The indigenous salmonellae initiating this growth had survived in a desiccated state for over 1 year prior to providing the proper moisture-temperature combination for the repopulation to occur. ---
as long as a demonstrated potential exists for repopulation of salmonellae in a commercial soil amendment product produced from composted sludge, a potential health hazard exists for the user.
APPLIED AND ENVIRONMENTAL MICROBIOLOGY, Mar. 1981, p. 597-602
http://thewatchers.us/EPA/2/1981-salmonella-regrowth-compost.pdf
Yanko found the same problem in a 1988 study for EPA Occurrence of Pathogens in Distribution and Marketing Municipal Sludges [Class A Sludge -- aka Biosolids] "Although the use of sludge as a soil amendment is attractive, it is not without potential health risks. Toxic chemicals, including heavy metals and industrial organics, may enter the food chain and present long-term
health risks." The plague causing bacteria Yersinia (pestis?) was consistently found in static pile compost. CDC authorities state, "Outbreaks in people still occur in rural communities or in cities." significant increases in bacterial populations, including salmonellae, occurred during subsequent production of commercial soil amendment products.

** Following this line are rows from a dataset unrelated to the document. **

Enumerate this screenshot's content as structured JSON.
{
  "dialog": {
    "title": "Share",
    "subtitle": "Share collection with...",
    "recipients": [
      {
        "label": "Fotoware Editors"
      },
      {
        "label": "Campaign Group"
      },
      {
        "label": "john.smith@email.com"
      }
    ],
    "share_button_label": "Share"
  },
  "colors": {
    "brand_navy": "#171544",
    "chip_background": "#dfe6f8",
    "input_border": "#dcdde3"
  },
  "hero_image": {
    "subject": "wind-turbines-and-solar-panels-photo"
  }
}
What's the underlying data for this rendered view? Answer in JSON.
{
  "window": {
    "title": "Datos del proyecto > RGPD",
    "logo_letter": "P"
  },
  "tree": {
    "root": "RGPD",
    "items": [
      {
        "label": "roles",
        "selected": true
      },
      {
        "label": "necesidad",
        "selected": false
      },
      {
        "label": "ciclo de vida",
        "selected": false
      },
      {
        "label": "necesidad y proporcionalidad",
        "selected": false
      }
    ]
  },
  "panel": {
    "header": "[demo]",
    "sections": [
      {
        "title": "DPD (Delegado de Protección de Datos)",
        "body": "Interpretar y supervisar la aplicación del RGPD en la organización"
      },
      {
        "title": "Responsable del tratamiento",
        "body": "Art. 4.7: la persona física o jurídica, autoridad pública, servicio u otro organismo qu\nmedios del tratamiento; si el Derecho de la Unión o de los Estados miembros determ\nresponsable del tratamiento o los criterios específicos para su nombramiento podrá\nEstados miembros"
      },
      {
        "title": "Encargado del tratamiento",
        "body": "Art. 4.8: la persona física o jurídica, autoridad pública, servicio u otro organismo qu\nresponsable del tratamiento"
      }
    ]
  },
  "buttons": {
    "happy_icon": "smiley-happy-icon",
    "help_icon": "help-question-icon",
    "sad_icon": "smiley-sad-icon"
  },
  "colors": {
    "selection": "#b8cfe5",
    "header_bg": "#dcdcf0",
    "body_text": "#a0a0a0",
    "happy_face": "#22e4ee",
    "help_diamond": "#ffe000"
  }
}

http://deadlydeceit.com/D_M_sludge.html
These studies were never meant for public consumption. The same should apply to biosolids compost.
According to the Federal Clean Water Act, sewage sludge is a pollutant. Since the US has no statutory compost rules, it uses the sludge rules instead, which means that composts can legally contain 41 mg/kg of arsenic, 39 mg/kg of cadmium, 300 mg/kg of lead, 17 mg/kg of mercury, 1,500 mg/kg of copper, 420 mg/kg of nickel, and 1,800 mg/kg of zinc, as well as viable pathogens and any number of other toxic chemical compounds such as dioxins and PCBs, that are neither monitored nor regulated.
Food for human consumption should be grown with composts made from clean feed stocks, not from feed stock that may contain hundreds of industrial pollutants, some of which are hazardous and persistent. Sludge use has been shown to cause harm to people, live stock, soils, and groundwater. EPA's Office of Water working with industry, has consistently covered up reported sludge "incidents" and funded fraudulent and biased research to "prove" that sludge use is safe.
See The Dirty Work of "Recycling America's Sewage Sludge," published in the International Journal of Occupational and Environmental Health:
http://www.sludgefacts.org/IJOEH_1104_Snyder.pdf
Barry: I'm a bit confused. Are you saying that all of SF's compost contains or is treated with sewage sludge? As I'm sure you know we have a very robust home/business composting program in the city. http://www.sfenvironment.org/our_programs/topics.html?ti=6
Is the compost that's created by that program separate from the compost you discuss here? Or is the sewage added into that compost stream?
I'm a bit surprised you don't mention the home composting program at all. You leave the impression that the city's compost is made entirely of sludge. Which is simply not the case. There are either two separate compost streams (unlikely I suppose) with one being pure sludge and the other being based on home collection OR all that nice home compost we're creating is being ruined by the addition of sludge. And that would be even more infuriating than the picture you paint.
So please clarify if you can. Thanks.